В Ридз-Гэпе имелось пять улиц и два знака «стоп». Стоянку начальной школы завалило снегом, а свет горел только в одном здании — магазине «Давай скорей». В дорогу, шедшую через весь город, упиралось поле, заваленное битыми машинами, и эти вот мятые трофеи невезухи множества эпох тянулись под горку, докуда хватало глаз. К телефонным столбам прикноплены листовки, звавшие на «Кадриль но вторникам» к Тощему Теду в Эш-Флэт. С обоих концов городка стояли церкви, а в самом его сердце — богадельня без окон.
Ри сказала:
— У нее дом желтый, у самой дороги, вот. По-моему, где-то недалеко. Красивое такое местечко. Погоди — сверни-ка сюда.
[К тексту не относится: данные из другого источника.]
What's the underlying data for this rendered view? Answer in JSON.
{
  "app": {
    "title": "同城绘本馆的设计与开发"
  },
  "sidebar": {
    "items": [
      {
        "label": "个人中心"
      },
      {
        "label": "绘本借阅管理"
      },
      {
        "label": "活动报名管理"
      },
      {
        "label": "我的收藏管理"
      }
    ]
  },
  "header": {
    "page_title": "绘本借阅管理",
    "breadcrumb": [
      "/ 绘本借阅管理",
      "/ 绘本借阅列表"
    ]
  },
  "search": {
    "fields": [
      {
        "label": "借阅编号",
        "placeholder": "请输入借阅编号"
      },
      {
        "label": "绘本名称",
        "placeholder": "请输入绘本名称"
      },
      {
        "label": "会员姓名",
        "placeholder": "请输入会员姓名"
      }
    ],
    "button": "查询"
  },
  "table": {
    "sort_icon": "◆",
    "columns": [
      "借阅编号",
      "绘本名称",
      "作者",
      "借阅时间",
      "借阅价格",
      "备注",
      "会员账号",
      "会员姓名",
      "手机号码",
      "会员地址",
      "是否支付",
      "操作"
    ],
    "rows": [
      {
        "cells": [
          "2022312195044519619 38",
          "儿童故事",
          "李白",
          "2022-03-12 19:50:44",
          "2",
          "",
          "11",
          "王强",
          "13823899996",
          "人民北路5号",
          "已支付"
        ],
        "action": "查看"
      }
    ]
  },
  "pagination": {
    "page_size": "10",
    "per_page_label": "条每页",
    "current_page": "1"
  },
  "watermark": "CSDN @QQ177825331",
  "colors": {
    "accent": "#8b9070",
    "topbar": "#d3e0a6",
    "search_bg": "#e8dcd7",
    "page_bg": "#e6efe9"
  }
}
— Ты ж вроде говорила, желтый.
— Перекрасила, наверно.
По всему переду двора у Эйприл Данахью шел штакетник, отгораживал подъездную дорожку. Над расчищенной тропинкой высилась заплетенная розами беседка, в окнах ярко горел свет. Сам же дом теперь был обычным белым, с зелеными ставнями. Вдоль стен на корточках росли корявые вечнозеленые кусты. На дорожке стояли маленькая легковушка и длинный грузовик с названием компании на борту. У двери висел колокольчик — звенел он четырьмя нотами.
На крыльце зажегся свет, дверь приотворилась. На Эйприл было черное платье без талии до лодыжек, а на поблескивавшей цепочке висели очки. Длинные светлые волосы упруго завиты, легкая улыбка. Она спросила:
— Это же?..
— Ри. Это я.
— Ты подстриглась!
— Надоело, что до попы болтаются, мешают все время.
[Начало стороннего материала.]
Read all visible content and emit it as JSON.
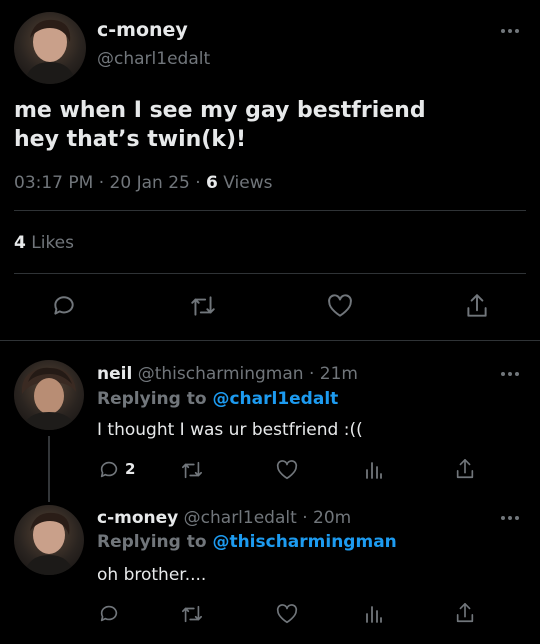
{
  "main_tweet": {
    "display_name": "c-money",
    "handle": "@charl1edalt",
    "text_line1": "me when I see my gay bestfriend",
    "text_line2": "hey that’s twin(k)!",
    "time": "03:17 PM",
    "date": "20 Jan 25",
    "views_count": "6",
    "views_label": "Views",
    "likes_count": "4",
    "likes_label": "Likes"
  },
  "replies": [
    {
      "display_name": "neil",
      "handle": "@thischarmingman",
      "age": "21m",
      "replying_prefix": "Replying to",
      "replying_to": "@charl1edalt",
      "text": "I thought I was ur bestfriend :((",
      "reply_count": "2"
    },
    {
      "display_name": "c-money",
      "handle": "@charl1edalt",
      "age": "20m",
      "replying_prefix": "Replying to",
      "replying_to": "@thischarmingman",
      "text": "oh brother...."
    }
  ],
  "separator": "·",
  "colors": {
    "background": "#000000",
    "text": "#e7e9ea",
    "muted": "#71767b",
    "link": "#1d9bf0",
    "divider": "#2f3336"
  },
  "icons": [
    "more-icon",
    "reply-icon",
    "retweet-icon",
    "like-icon",
    "share-icon",
    "analytics-icon"
  ]
}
— А мне так нравились эти твои буйные патлы. Я их просто обожала.
— Вам же каждый вечер не приходилось из них листья граблями вычесывать, как мне. Ну и с весны к тому же они все равно опять здорово отросли. Эйприл, это моя подруга Гейл Локрам, а это ее мальчик, Нед.
— Ты все забываешь, я теперь Гейл Лэнган.
— Ой, опять выскочило — она замуж вышла. За Лэнгана.
Эйприл ответила:
— Замуж — это хорошо, раз младенчика себе завела. Я так по-прежнему считаю. Мои два цента, в общем. Ну так заходите ж, сядем все.